IL CASO

Femminicidio nel Milanese, Antonio Vena si dice pentito e distrutto

Il giudice ha convalidato il fermo ed emesso la misura cautelare in carcere



MILANO. «Ormai non posso più tornare indietro, ma sono disperato. La amo ancora e sono distrutto». Sono state queste, stamane davanti al giudice di Milano Manuela Cannavale, le parole di Antonio Vena, 47enne ex guardia venatoria e operaio della Duka di Bressanone, che nella notte tra sabato e domenica ha ucciso nel sonno, sparandole alla testa con un fucile, la sua compagna Alessandra Cità.

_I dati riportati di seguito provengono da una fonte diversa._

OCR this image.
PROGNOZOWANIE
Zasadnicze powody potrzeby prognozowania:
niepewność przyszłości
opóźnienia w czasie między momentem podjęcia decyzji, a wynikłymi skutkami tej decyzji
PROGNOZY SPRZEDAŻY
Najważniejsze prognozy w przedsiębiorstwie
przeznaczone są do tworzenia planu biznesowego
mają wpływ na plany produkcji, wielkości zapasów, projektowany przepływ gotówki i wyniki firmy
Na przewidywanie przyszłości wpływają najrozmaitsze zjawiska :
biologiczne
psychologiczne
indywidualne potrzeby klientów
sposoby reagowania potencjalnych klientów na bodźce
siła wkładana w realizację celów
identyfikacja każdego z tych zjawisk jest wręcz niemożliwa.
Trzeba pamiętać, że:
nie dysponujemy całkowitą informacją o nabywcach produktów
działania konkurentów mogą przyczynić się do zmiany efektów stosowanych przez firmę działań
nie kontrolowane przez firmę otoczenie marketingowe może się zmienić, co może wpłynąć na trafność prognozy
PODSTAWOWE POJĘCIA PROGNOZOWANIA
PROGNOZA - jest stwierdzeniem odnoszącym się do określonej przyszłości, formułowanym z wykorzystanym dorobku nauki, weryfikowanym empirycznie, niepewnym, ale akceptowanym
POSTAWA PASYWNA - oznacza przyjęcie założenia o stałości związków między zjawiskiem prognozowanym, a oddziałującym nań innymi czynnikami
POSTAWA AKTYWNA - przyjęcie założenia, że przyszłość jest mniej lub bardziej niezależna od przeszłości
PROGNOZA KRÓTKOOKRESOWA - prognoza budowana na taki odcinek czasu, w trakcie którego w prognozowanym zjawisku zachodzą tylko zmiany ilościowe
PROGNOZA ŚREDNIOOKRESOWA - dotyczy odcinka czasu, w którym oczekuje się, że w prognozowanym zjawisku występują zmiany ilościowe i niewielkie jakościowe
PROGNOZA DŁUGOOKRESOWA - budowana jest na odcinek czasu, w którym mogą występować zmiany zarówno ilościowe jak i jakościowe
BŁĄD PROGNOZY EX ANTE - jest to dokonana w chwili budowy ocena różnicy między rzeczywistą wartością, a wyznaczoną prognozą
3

L'uomo, che è difeso dall'avvocato Giuseppina Marciano e che si è detto «pentito» del suo gesto, era collegato in videoconferenza dal carcere di San Vittore, dove si trova dopo essersi costituito ai carabinieri domenica mattina.

Il giudice ha convalidato il fermo ed emesso la misura cautelare in carcere, come chiesto dal pm di Milano Giovanni Tarzia, che ha coordinato l'indagine insieme ai procuratori aggiunti Maria Letizia Mannella e Laura Pedio. Vena è accusato di omicidio volontario pluriaggravato.